People with atopic eczema often have very dry skin because their skin is unable to retain much moisture. This dryness may make the skin more likely to react to certain triggers, causing it to become red and itchy.
You may be born with an increased likelihood of developing atopic eczema because of the genes you inherit from your parents.
Research has shown children who have one or both parents with atopic eczema, or who have other siblings with eczema, are more likely to develop it themselves.
Atopic eczema isn't infectious, so it can't be passed on through close contact.

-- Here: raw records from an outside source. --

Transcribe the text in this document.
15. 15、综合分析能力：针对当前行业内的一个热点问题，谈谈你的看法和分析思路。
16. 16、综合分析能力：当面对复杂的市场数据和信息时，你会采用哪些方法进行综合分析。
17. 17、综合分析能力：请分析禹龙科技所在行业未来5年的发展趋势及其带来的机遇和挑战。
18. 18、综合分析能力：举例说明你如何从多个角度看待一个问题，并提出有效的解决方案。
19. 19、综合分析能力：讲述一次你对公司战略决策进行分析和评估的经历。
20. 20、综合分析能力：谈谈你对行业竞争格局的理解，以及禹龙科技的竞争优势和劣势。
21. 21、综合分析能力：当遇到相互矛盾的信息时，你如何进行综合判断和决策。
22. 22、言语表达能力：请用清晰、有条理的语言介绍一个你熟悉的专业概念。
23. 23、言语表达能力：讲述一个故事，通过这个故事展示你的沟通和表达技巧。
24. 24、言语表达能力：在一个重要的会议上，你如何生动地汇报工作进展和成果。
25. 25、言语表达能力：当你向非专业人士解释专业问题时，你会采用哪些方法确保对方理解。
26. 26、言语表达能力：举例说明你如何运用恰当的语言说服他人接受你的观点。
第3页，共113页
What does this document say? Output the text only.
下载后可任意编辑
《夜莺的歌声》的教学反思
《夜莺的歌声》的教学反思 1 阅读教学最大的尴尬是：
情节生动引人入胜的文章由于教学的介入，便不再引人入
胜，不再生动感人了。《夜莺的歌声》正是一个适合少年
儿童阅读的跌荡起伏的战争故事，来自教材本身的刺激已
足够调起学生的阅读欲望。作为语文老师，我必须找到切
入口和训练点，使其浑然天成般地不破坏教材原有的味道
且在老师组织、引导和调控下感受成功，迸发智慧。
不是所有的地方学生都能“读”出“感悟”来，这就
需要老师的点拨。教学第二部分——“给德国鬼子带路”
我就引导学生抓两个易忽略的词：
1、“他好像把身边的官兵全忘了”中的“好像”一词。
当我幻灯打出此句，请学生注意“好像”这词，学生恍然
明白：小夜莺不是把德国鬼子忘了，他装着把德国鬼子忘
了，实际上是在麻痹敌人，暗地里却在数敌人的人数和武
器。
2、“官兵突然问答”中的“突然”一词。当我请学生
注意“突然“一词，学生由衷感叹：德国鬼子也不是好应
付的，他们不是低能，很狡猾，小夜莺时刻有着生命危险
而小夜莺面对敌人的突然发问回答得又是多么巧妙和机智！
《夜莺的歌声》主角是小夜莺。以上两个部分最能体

There are a number of things that may trigger your eczema symptoms. These can vary from person to person.
Common triggers include:
- irritants – such as soaps and detergents, including shampoo, washing up liquid and bubble bath
- environmental factors or allergens – such as cold and dry weather, dampness, and more specific things such as house dust mites, pet fur, pollen and moulds
- food allergies – such as allergies to cows' milk, eggs, peanuts, soya or wheat
- certain materials worn next to the skin – such as wool and synthetic fabrics
- hormonal changes – women may find their symptoms get worse in the days before their period or during pregnancy
- skin infections
Some people also report their symptoms get worse when the air is dry or dusty, or when they are stressed, sweaty, or too hot or too cold.
If you're diagnosed with atopic eczema, your GP will work with you to try to identify any triggers for your symptoms.